Reputation: 33
Using the information described in this question, Combining random forest models in scikit learn ,I have attempted to combine several random forest classifiers into a single classifier using python2.7.10 and sklearn 0.16.1, but get this exception in some cases:
Traceback (most recent call last):
File "sktest.py", line 50, in <module>
predict(rf)
File "sktest.py", line 46, in predict
Y = rf.predict(X)
File "/python-2.7.10/lib/python2.7/site-packages/sklearn/ensemble/forest.py", line 462, in predict
proba = self.predict_proba(X)
File "/python-2.7.10/lib/python2.7/site-packages/sklearn/ensemble/forest.py", line 520, in predict_proba
proba += all_proba[j]
ValueError: non-broadcastable output operand with shape (39,1) doesn't match the broadcast shape (39,2)
The application is to create a number of random forest classifiers on many processors and combine these objects into a single classifier available to all processors.
The test code to produce this exception is shown below, it creates 5 classifiers with a random number of arrays of 10 features. If yfrac is changed to 0.5, the code will not give an exception. Is this a valid method of combining classifier objects? Also, this same exception is created when using warm_start to add trees to an existing RandomForestClassifier when n_estimators is increased and data added via fit.
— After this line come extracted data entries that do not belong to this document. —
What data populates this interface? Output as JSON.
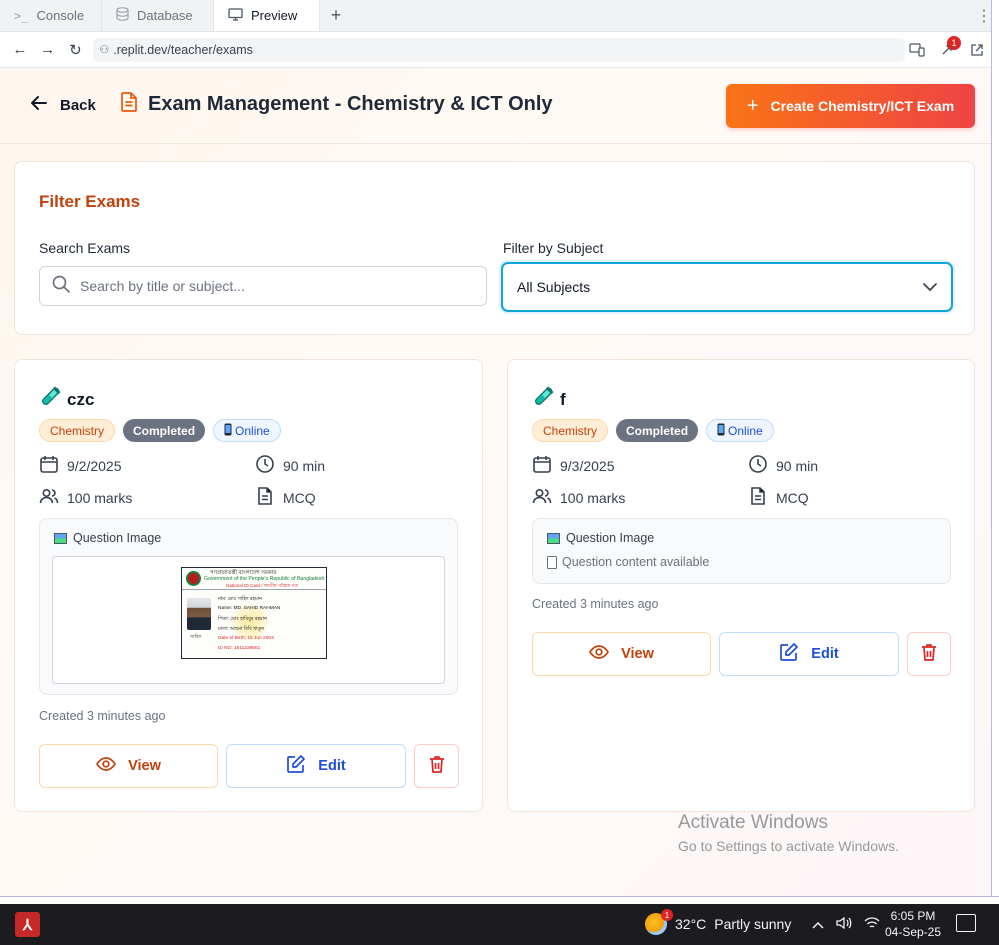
{
  "browser": {
    "tabs": [
      {
        "label": "Console",
        "icon": "terminal-icon"
      },
      {
        "label": "Database",
        "icon": "database-icon"
      },
      {
        "label": "Preview",
        "icon": "monitor-icon",
        "active": true
      }
    ],
    "url": ".replit.dev/teacher/exams",
    "notification_count": "1"
  },
  "header": {
    "back_label": "Back",
    "title": "Exam Management - Chemistry & ICT Only",
    "create_button": "Create Chemistry/ICT Exam"
  },
  "filter": {
    "title": "Filter Exams",
    "search_label": "Search Exams",
    "search_placeholder": "Search by title or subject...",
    "subject_label": "Filter by Subject",
    "subject_selected": "All Subjects"
  },
  "exams": [
    {
      "title": "czc",
      "subject": "Chemistry",
      "status": "Completed",
      "mode": "Online",
      "date": "9/2/2025",
      "duration": "90 min",
      "marks": "100 marks",
      "type": "MCQ",
      "question_label": "Question Image",
      "has_image": true,
      "created": "Created 3 minutes ago",
      "view_label": "View",
      "edit_label": "Edit"
    },
    {
      "title": "f",
      "subject": "Chemistry",
      "status": "Completed",
      "mode": "Online",
      "date": "9/3/2025",
      "duration": "90 min",
      "marks": "100 marks",
      "type": "MCQ",
      "question_label": "Question Image",
      "question_content": "Question content available",
      "has_image": false,
      "created": "Created 3 minutes ago",
      "view_label": "View",
      "edit_label": "Edit"
    }
  ],
  "id_card": {
    "header_bn": "গণপ্রজাতন্ত্রী বাংলাদেশ সরকার",
    "header_en": "Government of the People's Republic of Bangladesh",
    "header_sub": "National ID Card / জাতীয় পরিচয় পত্র",
    "name_bn": "নাম: মোঃ সাহিদ রহমান",
    "name_en": "Name: MD. SAHID RAHMAN",
    "father": "পিতা: মোঃ হাবিবুর রহমান",
    "mother": "মাতা: আছমা বিবি খাতুন",
    "dob": "Date of Birth: 16 Jun 2003",
    "id_no": "ID NO: 1611228661",
    "signature": "সাহিদ"
  },
  "watermark": {
    "line1": "Activate Windows",
    "line2": "Go to Settings to activate Windows."
  },
  "taskbar": {
    "temperature": "32°C",
    "weather": "Partly sunny",
    "weather_badge": "1",
    "time": "6:05 PM",
    "date": "04-Sep-25"
  },
  "colors": {
    "accent_orange": "#f97316",
    "accent_red": "#ef4444",
    "filter_title": "#c2410c",
    "select_focus": "#0ea5d8",
    "status_badge": "#6b7280"
  }
}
from sklearn.ensemble import RandomForestClassifier
from sklearn.cross_validation import train_test_split
from numpy import zeros,random,logical_or,where,array
random.seed(1)
def generate_rf(X_train, y_train, X_test, y_test, numTrees=50):
rf = RandomForestClassifier(n_estimators=numTrees, n_jobs=-1)
rf.fit(X_train, y_train)
print "rf score ", rf.score(X_test, y_test)
return rf
def combine_rfs(rf_a, rf_b):
rf_a.estimators_ += rf_b.estimators_
rf_a.n_estimators = len(rf_a.estimators_)
return rf_a
def make_data(ndata, yfrac=0.5):
nx = int(random.uniform(10,100))
X = zeros((nx,ndata))
Y = zeros(nx)
for n in range(ndata):
rnA = random.random()*10**(random.random()*5)
X[:,n] = random.uniform(-rnA,rnA, nx)
Y = logical_or(Y,where(X[:,n] > yfrac*rnA, 1.,0.))
return X, Y
def train(ntrain=5, ndata=10, test_frac=0.2, yfrac=0.5):
rfs = []
for u in range(ntrain):
X, Y = make_data(ndata, yfrac=yfrac)
X_train, X_test, Y_train, Y_test = train_test_split(X, Y, test_size=test_frac)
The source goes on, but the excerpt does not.